Я смотрю на рояль с открытой крышкой. На пюпитре — ноты, испещренные карандашными пометками. Огрызок карандаша лежит тут же, на последней клавише. Рядом с роялем — магнитофон, большой письменный стол завален книгами и бумагами. В соседней комнате гремит радио. Слышимость прекрасная — комнаты соединены между собою дверью, которой, правда, давно не пользуются.

Тазо смотрит на часы.

— Сейчас передача окончится.

— Как он? — киваю я в сторону двери.

— Плохо. Все время жду: вот-вот заплачет и закричит его жена. Ужасное состояние… — внезапно Тазо оживляется: — Знаешь, о чем он меня попросил? Сейчас я тебя удивлю! Представь себе, заказал мне музыку для панихиды.

— Что-о?

— Да-да. Мне, говорит, слышать тошно, как на каждой панихиде один и тот же «Плач Маро»[2] исполняют… Можно подумать, что его каждый день хоронят.

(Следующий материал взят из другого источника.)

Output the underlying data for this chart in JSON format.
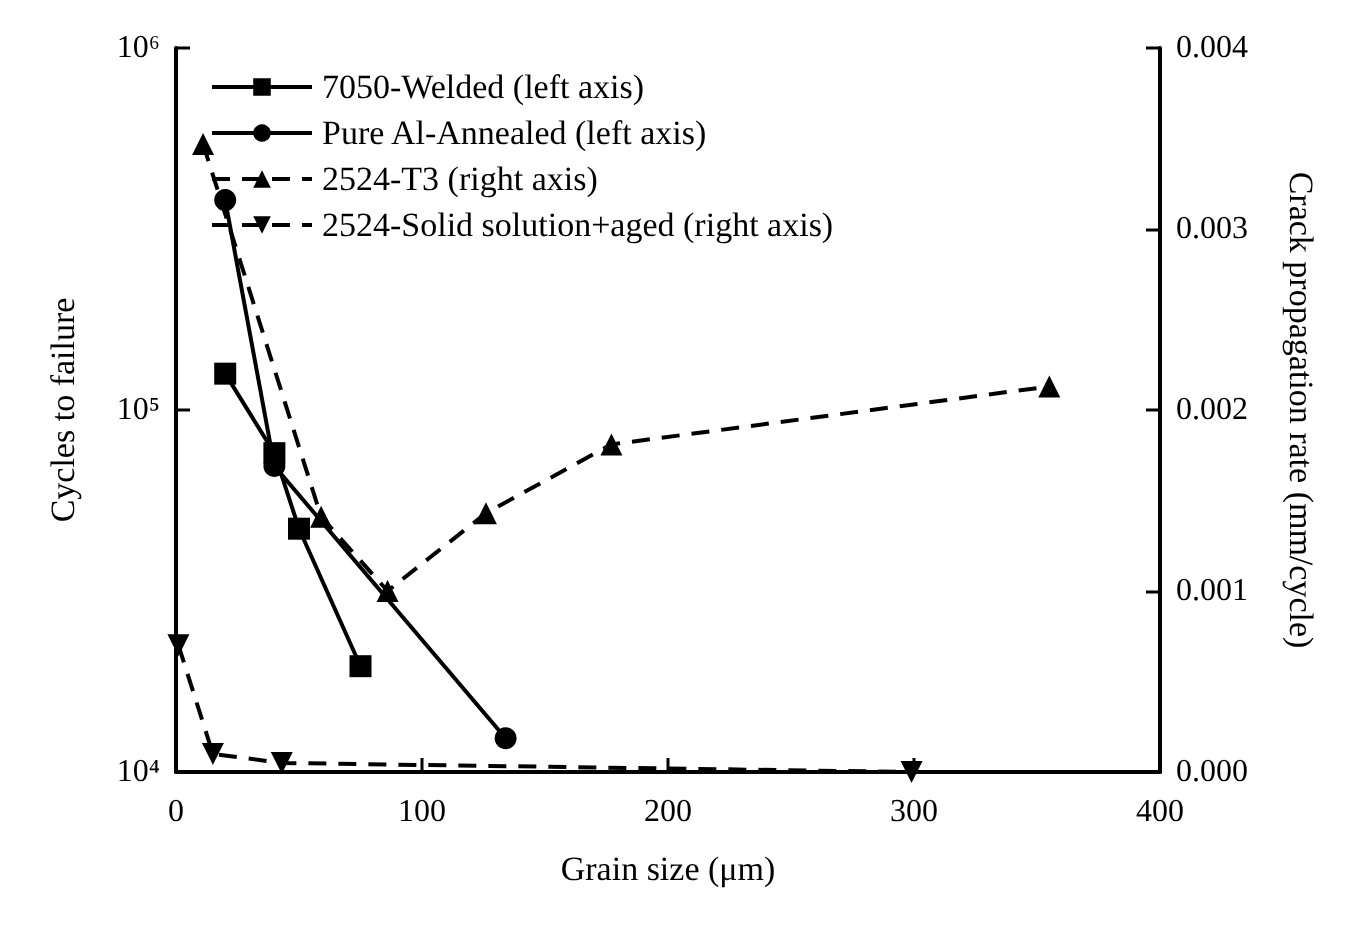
{
  "chart_data": {
    "type": "line",
    "xlabel": "Grain size (μm)",
    "ylabel": "Cycles to failure",
    "y2label": "Crack propagation rate (mm/cycle)",
    "xlim": [
      0,
      400
    ],
    "xticks": [
      0,
      100,
      200,
      300,
      400
    ],
    "ylim": [
      10000,
      1000000
    ],
    "yticks": [
      {
        "value": 10000,
        "label": "10⁴"
      },
      {
        "value": 100000,
        "label": "10⁵"
      },
      {
        "value": 1000000,
        "label": "10⁶"
      }
    ],
    "y2lim": [
      0,
      0.004
    ],
    "y2ticks": [
      {
        "value": 0,
        "label": "0.000"
      },
      {
        "value": 0.001,
        "label": "0.001"
      },
      {
        "value": 0.002,
        "label": "0.002"
      },
      {
        "value": 0.003,
        "label": "0.003"
      },
      {
        "value": 0.004,
        "label": "0.004"
      }
    ],
    "log": "y",
    "grid": false,
    "legend": "top left",
    "series": [
      {
        "name": "7050-Welded (left axis)",
        "color": "#000000",
        "marker": "square",
        "line_style": "solid",
        "x": [
          20,
          40,
          50,
          75
        ],
        "values": [
          126000,
          76000,
          47000,
          19600
        ]
      },
      {
        "name": "Pure Al-Annealed (left axis)",
        "color": "#000000",
        "marker": "circle",
        "line_style": "solid",
        "x": [
          20,
          40,
          134
        ],
        "values": [
          380000,
          70000,
          12400
        ]
      },
      {
        "name": "2524-T3 (right axis)",
        "color": "#000000",
        "marker": "triangle",
        "line_style": "dashed",
        "axis": "y2",
        "x": [
          11,
          59,
          86,
          126,
          177,
          355
        ],
        "values": [
          0.00347,
          0.00141,
          0.001,
          0.00143,
          0.00181,
          0.00213
        ]
      },
      {
        "name": "2524-Solid solution+aged (right axis)",
        "color": "#000000",
        "marker": "triangle-down",
        "line_style": "dashed",
        "axis": "y2",
        "x": [
          1,
          15,
          43,
          299
        ],
        "values": [
          0.0007,
          0.0001,
          5e-05,
          0
        ]
      }
    ]
  }
}
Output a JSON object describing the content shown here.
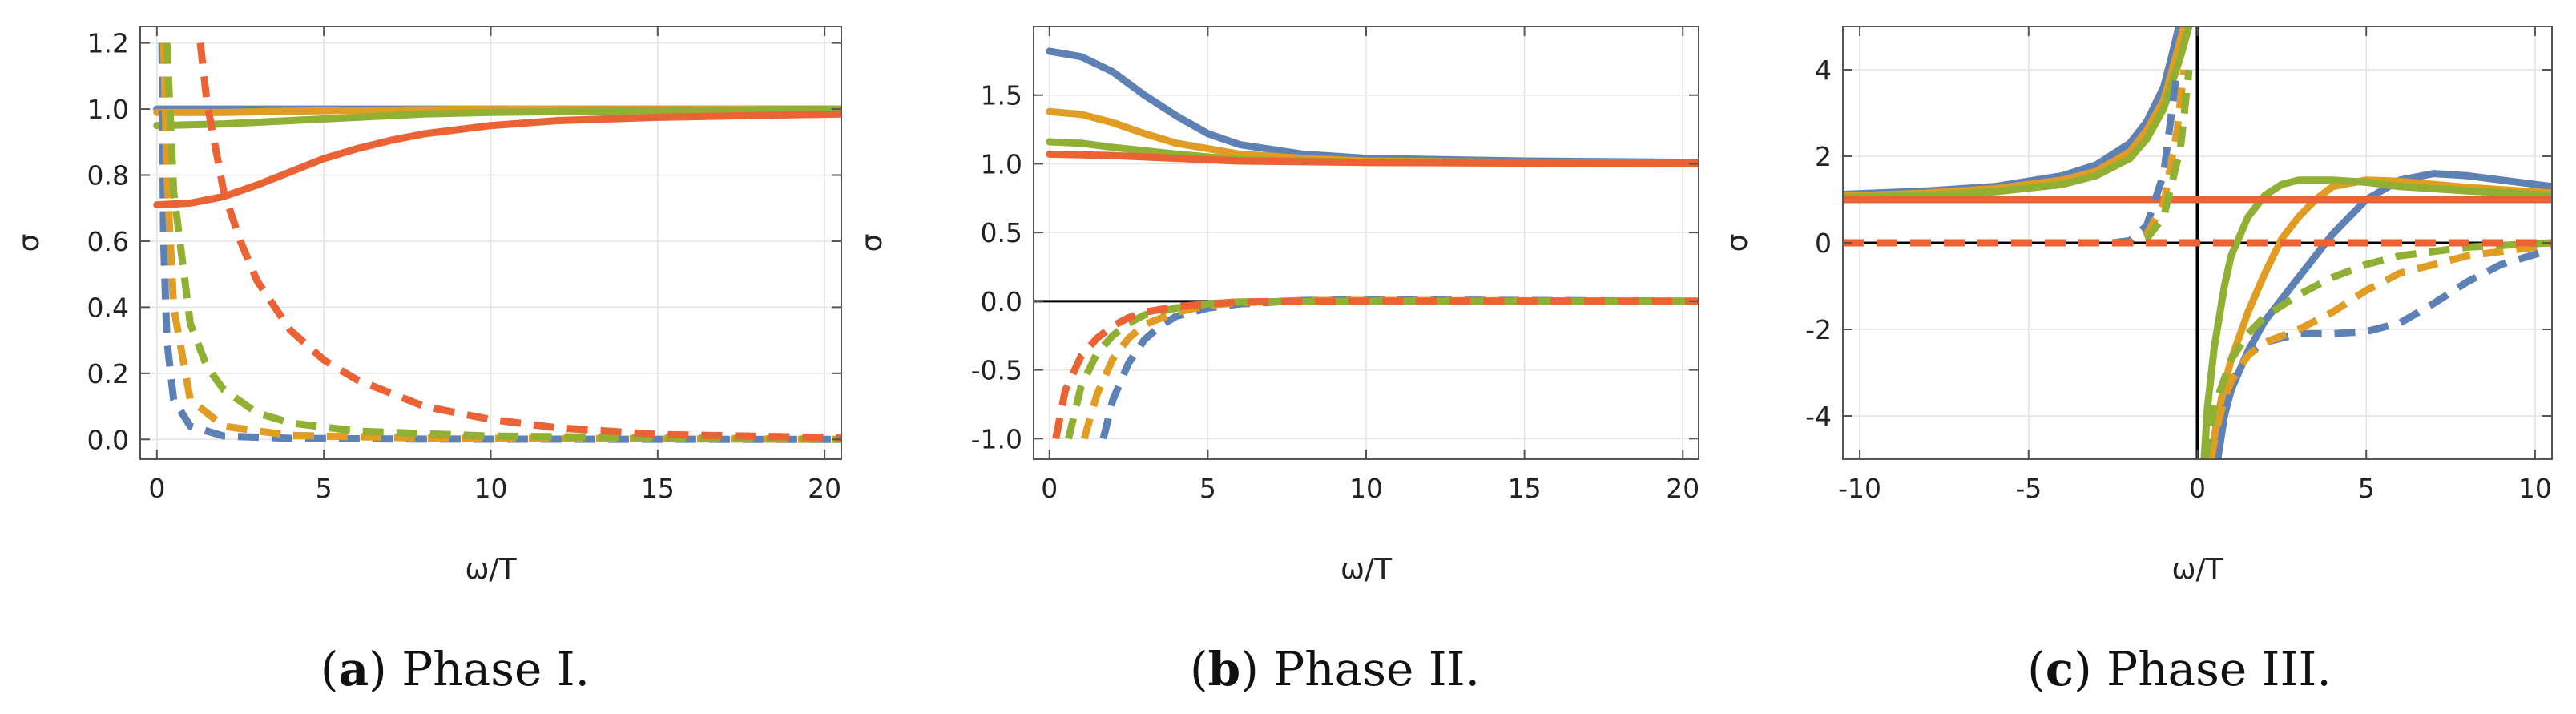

Соседа Тазо, дядюшку Александра, я знал давно.

Старый фронтовик, он весь изранен: одна нога отнята по самое бедро, вся грудь и шея в шрамах и самое страшное — крошечный осколок мины, засевший где-то возле легкого. Поздно обнаружили его врачи, оперировать было рискованно, да и сам дядя Александр отказался от хирургического вмешательства. Удивительный он был человек, о смерти говорил с такой снисходительной улыбкой, как сын о капризном и упрямом отце. Чувствовал, что не сегодня-завтра придется ему примириться с неуживчивым родителем, и на лице его можно прочесть следующее: «Что поделаешь? Все мы — дети смерти».

— Значит, плохи дела, если дядя Саша о собственной панихиде заботится, — заметил я.

— Я стал его успокаивать: мол, рано вам о смерти думать, а он обиделся: я, говорит, никогда тебя ни о чем не просил, и в единственной просьбе ты мне не должен отказывать.